I’d like to pause here in my mammoth discussion about gameplay to talk about the icing on the cake: graphics. Yes, I know that they are 2D pixel art, like many, many other games, but Graveyard Keeper manages to carve its own identity in this area, with delicate lighting effects and some great weather-based scenes. The time of day factors into this too, all combining into a truly lovely looking game. Then there are the sounds… I’ll be honest, I turned the music off for quite a while after just a few hours of it — I couldn’t concentrate on the task at hand with it repeating all the time. It’s certainly not bad, but you find that because you play for a long time it can become annoying. The sound effects are really nice though, especially when you enter the dungeon.
Ah yes, I had forgotten the dungeon.
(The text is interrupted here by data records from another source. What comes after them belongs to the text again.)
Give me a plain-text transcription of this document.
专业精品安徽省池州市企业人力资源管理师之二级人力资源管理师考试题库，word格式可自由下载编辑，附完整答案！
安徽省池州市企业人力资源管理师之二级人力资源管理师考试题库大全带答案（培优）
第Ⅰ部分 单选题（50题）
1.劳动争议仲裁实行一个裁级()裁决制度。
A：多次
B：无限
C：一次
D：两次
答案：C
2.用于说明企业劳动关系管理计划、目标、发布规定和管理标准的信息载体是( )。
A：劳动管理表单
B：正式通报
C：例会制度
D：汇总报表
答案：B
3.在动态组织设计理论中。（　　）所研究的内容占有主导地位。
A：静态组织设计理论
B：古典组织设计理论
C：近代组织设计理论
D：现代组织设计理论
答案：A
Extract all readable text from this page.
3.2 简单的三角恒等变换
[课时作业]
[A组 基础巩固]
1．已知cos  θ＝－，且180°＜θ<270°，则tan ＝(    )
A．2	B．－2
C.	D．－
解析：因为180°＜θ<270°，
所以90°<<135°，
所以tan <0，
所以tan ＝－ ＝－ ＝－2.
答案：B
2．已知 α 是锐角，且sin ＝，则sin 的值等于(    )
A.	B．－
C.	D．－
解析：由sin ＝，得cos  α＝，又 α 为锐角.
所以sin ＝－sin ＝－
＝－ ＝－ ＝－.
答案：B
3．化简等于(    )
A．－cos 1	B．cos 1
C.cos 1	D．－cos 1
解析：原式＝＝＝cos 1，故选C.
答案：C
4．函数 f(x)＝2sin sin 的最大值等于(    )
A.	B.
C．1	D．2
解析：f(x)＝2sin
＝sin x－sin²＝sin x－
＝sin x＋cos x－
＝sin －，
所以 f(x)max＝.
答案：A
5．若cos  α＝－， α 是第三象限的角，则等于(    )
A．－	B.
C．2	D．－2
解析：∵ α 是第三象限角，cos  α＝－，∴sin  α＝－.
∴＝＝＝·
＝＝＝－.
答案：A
Underneath your crypt area, once you have earned enough reputation with one of the NPCs and completed a number of quests for him, you have access to a dungeon area. This plays similarly to the rest of the game in the way you move through it, but is obviously filled with nasty creatures all bent on doing you harm. Killing these creatures, however, gives you ingredients for recipes that you might not otherwise be able to acquire. The nicest thing about the dungeon though, is that it lets you jump to any floor you have already visited — removing hours of needless wandering. It is split into fifteen floors, which progress in difficulty the further down you go… of course, this means you probably want better weapons and armour, which you can craft once you have unlocked that skill from the tech tree… and so the cycle continues.
All in all I would say that, assuming you have some patience and are looking for a game to sink quite a few hours into, Graveyard Keeper is a great game to spend your time with. Yes, there are issues, but they are nothing more than a minor irritation and don’t taint the otherwise addictive nature of unlocking, crafting, building, questing and developing that the game champions with much aplomb.
Graveyard Keeper is available now on Xbox One, PC, Mac and Linux.